Hair doesn't grow in one direction
Run a hand across your stubble and you'll feel it: smooth one way, resistant the other. That resistance is the grain — the direction your hair grows — and it changes across your face. Cheeks often grow downward, the neck can swirl in several directions, and the jawline is frequently a mix.
Knowing your own map is the single most useful piece of shaving knowledge there is.
Why the grain matters
Shaving with the grain — in the direction the hair grows — is the gentlest way to shave and a comfortable default for daily routines. Shaving across the grain can get a bit closer. Whatever direction you choose, the technique stays the same: light pressure, short strokes, and rinse the cartridge between passes.
Growth comes in cycles
Every hair on your face is on its own schedule — growing, resting, shedding, repeating.

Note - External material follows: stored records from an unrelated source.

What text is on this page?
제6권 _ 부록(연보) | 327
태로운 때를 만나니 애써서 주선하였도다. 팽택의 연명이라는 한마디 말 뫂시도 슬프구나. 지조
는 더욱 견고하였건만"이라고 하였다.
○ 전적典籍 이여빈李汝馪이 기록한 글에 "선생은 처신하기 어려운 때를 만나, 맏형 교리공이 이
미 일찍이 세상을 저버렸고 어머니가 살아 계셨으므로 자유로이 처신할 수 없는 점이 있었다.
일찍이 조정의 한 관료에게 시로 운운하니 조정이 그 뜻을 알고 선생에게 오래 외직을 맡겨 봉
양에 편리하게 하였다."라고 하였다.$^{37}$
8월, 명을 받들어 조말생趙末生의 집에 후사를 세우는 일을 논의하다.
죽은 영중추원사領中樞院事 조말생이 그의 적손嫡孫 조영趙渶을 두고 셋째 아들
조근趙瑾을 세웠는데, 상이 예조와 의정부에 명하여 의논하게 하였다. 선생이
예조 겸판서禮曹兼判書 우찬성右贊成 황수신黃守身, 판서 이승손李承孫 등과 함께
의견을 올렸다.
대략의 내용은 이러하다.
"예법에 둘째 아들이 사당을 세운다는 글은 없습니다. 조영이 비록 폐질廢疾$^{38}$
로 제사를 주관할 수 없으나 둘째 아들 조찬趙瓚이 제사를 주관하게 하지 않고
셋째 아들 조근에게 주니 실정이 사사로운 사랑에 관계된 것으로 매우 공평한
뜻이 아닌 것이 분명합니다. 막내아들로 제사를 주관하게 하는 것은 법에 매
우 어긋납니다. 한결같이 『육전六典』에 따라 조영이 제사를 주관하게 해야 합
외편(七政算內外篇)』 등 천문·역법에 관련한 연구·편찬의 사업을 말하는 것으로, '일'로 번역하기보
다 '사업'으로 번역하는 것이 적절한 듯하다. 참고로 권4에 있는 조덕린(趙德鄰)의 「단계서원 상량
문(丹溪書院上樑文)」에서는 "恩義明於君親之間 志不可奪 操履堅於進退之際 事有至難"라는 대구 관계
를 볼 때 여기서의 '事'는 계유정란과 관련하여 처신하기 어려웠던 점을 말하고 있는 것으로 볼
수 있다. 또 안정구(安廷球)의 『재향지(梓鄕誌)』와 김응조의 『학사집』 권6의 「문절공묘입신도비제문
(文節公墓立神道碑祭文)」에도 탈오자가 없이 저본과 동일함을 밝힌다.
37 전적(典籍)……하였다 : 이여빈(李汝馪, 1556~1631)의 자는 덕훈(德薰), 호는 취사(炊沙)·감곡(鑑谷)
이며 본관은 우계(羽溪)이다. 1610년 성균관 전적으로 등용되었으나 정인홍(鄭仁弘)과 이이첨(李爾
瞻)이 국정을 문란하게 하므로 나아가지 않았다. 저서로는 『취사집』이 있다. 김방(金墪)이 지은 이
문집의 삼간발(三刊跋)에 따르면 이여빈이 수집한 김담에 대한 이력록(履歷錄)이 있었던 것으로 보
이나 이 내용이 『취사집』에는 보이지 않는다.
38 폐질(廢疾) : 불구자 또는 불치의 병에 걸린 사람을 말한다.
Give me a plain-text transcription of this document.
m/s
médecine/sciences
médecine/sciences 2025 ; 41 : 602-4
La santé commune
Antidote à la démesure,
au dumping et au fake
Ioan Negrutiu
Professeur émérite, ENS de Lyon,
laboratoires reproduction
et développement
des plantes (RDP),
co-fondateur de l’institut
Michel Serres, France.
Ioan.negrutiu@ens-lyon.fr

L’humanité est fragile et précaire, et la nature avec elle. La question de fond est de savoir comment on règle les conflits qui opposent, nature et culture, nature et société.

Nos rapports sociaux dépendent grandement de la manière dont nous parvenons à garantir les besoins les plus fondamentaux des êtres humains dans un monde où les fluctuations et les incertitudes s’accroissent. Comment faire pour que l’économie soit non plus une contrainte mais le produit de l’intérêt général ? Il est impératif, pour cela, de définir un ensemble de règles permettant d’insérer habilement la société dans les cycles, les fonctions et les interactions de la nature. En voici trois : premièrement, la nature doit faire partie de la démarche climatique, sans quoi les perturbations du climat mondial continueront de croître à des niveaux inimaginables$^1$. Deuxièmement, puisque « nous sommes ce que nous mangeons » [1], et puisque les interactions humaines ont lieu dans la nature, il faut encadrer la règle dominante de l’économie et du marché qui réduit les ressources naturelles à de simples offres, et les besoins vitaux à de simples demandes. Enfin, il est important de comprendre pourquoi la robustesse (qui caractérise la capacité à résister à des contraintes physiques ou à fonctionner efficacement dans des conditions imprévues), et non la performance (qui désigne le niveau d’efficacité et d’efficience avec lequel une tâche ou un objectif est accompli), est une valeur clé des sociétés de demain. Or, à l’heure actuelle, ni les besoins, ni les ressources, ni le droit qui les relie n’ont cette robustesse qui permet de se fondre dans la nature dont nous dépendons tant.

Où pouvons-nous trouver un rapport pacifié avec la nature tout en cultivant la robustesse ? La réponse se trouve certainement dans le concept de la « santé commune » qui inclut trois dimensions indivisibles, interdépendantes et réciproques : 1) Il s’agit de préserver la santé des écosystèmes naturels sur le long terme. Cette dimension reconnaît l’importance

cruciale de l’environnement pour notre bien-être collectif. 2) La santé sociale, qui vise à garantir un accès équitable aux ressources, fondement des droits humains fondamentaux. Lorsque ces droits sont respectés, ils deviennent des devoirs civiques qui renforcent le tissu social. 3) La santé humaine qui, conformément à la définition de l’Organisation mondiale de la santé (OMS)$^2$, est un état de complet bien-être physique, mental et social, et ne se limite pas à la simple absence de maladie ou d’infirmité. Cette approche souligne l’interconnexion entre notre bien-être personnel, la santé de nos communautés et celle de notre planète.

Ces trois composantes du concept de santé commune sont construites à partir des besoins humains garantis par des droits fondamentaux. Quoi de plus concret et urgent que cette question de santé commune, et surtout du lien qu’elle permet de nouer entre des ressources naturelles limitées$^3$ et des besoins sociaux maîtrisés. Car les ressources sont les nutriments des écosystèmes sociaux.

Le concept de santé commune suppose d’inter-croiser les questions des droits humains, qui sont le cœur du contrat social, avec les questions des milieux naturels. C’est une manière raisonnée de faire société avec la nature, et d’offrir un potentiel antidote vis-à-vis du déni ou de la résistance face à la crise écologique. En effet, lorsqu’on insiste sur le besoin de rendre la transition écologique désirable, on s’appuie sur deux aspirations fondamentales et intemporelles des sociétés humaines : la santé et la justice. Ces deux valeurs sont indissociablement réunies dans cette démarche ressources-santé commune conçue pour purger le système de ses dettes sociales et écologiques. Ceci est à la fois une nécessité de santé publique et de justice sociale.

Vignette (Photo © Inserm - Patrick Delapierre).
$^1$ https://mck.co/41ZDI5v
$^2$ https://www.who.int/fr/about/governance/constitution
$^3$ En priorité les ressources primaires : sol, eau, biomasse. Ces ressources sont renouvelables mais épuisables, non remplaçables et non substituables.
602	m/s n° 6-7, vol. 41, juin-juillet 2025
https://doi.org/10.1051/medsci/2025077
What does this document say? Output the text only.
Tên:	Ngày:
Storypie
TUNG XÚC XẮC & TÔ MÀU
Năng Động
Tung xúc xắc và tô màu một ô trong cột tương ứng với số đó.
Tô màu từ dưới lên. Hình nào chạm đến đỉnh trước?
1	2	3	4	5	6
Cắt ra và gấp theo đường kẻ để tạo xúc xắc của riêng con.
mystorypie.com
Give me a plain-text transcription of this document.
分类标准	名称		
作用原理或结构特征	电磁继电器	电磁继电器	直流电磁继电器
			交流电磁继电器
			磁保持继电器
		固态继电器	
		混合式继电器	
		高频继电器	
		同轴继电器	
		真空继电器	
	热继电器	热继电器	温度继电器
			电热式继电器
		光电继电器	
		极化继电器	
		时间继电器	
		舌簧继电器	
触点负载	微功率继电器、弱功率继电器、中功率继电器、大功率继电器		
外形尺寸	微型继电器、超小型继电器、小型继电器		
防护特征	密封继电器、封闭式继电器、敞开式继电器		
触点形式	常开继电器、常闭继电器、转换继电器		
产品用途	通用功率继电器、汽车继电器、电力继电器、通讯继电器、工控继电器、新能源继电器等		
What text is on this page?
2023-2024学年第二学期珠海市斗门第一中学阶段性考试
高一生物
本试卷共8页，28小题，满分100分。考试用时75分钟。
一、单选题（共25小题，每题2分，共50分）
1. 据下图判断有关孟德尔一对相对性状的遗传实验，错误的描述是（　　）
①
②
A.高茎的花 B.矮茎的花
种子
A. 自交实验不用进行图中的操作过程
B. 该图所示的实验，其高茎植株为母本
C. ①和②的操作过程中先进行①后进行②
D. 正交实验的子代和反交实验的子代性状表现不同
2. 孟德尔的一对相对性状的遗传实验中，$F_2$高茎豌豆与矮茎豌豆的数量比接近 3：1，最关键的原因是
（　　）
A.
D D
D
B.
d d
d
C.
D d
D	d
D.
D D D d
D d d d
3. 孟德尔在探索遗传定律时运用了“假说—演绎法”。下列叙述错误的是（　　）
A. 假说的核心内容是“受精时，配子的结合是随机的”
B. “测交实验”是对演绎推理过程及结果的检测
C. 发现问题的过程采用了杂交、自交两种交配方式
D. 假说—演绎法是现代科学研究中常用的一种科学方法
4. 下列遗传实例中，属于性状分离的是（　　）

That's why stubble never comes back perfectly evenly, and why two people with the same routine can look completely different by evening. It's normal, and it's not something a razor needs to fix.
Density is personal
Some faces grow thick, fast hair; others grow finer and slower — and both change over time. There's no correct amount. The routine adapts: denser growth may simply mean more rinsing between strokes, which is exactly what the 4-blade cartridge's swift-rinse design is for.
Put it together
Warm water to soften, product for glide, with-the-grain strokes to start, and a rinse between passes. Facial hair is not complicated once you can read it — and neither is the shave.